Output from mount command:
192.168.65.1:/Users/grantlewis on /mnt type nfs (rw,relatime,vers=3,rsize=65536,wsize=65536,namlen=255,hard,nolock,proto=tcp,timeo=600,retrans=2,sec=sys,mountaddr=192.168.65.1,mountvers=3,mountproto=tcp,local_lock=all,addr=192.168.65.1)
192.168.65.1:/opt on /opt type nfs (rw,relatime,vers=3,rsize=65536,wsize=65536,namlen=255,hard,nolock,proto=tcp,timeo=600,retrans=2,sec=sys,mountaddr=192.168.65.1,mountvers=3,mountproto=tcp,local_lock=all,addr=192.168.65.1)

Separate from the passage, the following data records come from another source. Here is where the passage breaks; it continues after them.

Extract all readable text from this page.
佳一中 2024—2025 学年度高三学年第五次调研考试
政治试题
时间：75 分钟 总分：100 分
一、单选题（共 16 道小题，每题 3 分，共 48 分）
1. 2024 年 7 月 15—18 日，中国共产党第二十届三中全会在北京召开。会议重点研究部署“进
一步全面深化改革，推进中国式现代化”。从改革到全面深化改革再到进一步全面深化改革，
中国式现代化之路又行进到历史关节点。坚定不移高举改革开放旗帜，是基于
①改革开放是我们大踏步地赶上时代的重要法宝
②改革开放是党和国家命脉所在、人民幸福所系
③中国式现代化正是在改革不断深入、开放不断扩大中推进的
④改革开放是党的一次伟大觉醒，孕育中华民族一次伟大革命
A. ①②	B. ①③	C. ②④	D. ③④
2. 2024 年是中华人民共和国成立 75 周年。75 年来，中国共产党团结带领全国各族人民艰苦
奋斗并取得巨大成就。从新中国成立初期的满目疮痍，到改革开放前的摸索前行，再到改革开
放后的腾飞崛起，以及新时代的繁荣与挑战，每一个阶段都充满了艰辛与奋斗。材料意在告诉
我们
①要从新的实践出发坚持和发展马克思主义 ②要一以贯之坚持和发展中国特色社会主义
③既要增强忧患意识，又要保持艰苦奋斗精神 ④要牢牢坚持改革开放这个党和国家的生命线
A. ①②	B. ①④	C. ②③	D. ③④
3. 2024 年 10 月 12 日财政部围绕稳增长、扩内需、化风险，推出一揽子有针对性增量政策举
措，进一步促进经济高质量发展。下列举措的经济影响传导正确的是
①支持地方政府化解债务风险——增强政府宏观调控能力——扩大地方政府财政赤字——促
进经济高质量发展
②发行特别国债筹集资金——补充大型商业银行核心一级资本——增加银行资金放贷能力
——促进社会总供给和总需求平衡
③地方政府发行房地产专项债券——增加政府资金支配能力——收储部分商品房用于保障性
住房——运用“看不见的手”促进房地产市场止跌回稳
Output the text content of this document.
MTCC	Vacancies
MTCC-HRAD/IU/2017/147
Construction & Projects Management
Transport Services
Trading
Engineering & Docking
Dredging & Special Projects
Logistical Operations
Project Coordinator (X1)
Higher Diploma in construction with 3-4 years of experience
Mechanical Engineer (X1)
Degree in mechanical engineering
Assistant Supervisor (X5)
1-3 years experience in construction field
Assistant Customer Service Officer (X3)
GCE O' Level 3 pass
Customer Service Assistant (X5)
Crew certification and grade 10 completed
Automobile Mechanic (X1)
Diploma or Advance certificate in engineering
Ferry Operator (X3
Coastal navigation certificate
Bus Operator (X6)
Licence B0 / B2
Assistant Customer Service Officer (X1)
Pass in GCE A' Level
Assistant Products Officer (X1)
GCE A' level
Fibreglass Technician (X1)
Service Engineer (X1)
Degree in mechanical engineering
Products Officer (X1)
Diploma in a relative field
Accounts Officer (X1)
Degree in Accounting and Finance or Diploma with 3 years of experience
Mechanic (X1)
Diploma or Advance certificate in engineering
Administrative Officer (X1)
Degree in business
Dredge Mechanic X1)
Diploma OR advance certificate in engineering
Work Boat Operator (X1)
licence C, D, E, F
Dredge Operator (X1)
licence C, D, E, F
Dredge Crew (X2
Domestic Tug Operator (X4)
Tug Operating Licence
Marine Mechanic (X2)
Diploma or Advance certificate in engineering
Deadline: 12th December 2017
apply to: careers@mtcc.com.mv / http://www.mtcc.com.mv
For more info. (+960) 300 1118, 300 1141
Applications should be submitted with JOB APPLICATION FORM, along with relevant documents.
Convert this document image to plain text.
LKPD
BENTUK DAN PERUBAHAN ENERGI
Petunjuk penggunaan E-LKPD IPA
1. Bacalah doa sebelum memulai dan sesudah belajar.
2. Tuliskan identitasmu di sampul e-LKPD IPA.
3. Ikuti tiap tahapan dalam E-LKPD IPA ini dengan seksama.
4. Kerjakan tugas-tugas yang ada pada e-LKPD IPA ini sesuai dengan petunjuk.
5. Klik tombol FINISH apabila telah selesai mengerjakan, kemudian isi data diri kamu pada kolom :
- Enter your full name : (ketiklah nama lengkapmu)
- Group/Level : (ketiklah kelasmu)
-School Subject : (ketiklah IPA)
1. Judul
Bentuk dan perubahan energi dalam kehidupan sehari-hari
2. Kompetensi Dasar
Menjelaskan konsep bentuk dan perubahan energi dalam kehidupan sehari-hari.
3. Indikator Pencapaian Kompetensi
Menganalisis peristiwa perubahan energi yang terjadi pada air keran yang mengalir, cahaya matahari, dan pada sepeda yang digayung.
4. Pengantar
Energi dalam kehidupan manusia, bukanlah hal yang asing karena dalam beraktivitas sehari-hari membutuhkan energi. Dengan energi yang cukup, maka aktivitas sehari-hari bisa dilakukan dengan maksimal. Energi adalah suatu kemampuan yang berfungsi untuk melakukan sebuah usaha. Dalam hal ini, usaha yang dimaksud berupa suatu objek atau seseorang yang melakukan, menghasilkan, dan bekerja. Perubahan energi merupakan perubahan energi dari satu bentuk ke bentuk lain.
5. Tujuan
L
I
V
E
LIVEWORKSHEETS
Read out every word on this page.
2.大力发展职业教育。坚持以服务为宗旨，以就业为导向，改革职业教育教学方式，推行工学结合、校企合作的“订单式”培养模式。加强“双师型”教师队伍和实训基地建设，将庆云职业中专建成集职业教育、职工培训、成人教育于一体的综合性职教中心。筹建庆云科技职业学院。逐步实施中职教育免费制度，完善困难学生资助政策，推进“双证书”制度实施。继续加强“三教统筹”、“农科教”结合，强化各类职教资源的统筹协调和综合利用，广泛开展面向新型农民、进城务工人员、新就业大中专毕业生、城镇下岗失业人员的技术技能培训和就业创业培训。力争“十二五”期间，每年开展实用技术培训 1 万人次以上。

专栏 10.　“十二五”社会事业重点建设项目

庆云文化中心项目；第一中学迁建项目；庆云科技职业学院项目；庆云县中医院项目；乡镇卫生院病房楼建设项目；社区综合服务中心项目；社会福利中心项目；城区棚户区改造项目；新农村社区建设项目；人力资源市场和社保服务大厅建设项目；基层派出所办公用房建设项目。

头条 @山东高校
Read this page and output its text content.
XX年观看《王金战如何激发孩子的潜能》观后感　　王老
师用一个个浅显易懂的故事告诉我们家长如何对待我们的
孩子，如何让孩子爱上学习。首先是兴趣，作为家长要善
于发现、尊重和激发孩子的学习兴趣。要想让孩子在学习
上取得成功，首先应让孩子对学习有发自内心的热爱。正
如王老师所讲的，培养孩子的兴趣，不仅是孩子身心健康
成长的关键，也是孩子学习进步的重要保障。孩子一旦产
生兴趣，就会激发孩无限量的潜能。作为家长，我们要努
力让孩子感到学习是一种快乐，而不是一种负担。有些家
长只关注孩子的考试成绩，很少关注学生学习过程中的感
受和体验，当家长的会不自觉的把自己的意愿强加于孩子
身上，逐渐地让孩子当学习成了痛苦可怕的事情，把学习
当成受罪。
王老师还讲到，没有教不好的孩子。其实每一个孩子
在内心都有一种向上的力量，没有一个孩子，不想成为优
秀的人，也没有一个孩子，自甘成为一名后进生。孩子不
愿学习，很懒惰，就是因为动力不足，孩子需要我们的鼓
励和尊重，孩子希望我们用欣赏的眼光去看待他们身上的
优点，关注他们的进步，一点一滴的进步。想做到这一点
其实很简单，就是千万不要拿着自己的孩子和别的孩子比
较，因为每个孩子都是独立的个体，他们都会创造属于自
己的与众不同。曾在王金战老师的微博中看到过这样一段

Output of ls command:/ # ls -al
total 20
drwxrwxrwt 23 root root 500 May 8 12:19 .
drwxrwxrwt 23 root root 500 May 8 12:19 ..
-rw------- 1 root root 134 May 8 12:53 .ash_history
drwxrwxrwt 9 root root 440 May 8 12:13 Database
drwxr-xr-x 2 root root 1680 Mar 25 02:26 bin
drwxr-xr-x 4 root root 80 Mar 25 02:50 containers
drwxr-xr-x 11 root root 2840 May 8 12:13 dev
drwxrwxr-x 26 dockrema dockrema 1380 May 8 12:19 etc
drwxr-xr-x 3 root root 60 Mar 25 02:26 home
drwxr-xr-x 22 root root 748 May 8 12:13 host_docker_app
-rwxrwxr-x 1 root root 878 Mar 25 02:24 init
drwxr-xr-x 7 dockrema dockrema 760 May 8 12:19 lib
drwxr-xr-x 5 root root 100 Mar 25 02:26 media
drwxr-xr-x 26 501 dialout 884 May 8 12:08 mnt
drwxr-xr-x 3 501 cdrw 102 May 7 20:13 opt
drwxrwxrwx 1 docker docker 0 May 4 2006 port
dr-xr-xr-x 114 root root 0 May 8 12:13 proc
drwx------ 2 root root 40 Dec 26 21:32 root
drwxr-xr-x 10 root root 580 May 8 12:19 run
drwxrwxr-x 2 dockrema dockrema 2180 May 8 12:19 sbin
drwxr-xr-x 2 root root 40 Dec 26 21:32 srv
dr-xr-xr-x 13 root root 0 May 8 12:13 sys
drwxrwxrwt 38 root root 1292 May 8 12:19 tmp
drwxrwxr-x 9 dockrema dockrema 180 Mar 25 02:26 usr
drwxr-xr-x 10 root root 4096 May 7 20:15 var

[if-kenn]

@ukchucktown please keep in mind that since NFS is the underlying glue that is this project, that all rules of NFS must be followed, unlike Docker which creates the directory for you if it doesn't exist, NFS needs it to exist. Since NFS and Docker have no idea of the other, it is up to you to have to bootstrap.

The way in which I often bootstrap is start up a stack normally without using NFS, use docker cp to get what the containers of docker had made, and then use that copied directory to map it via a Docker volume.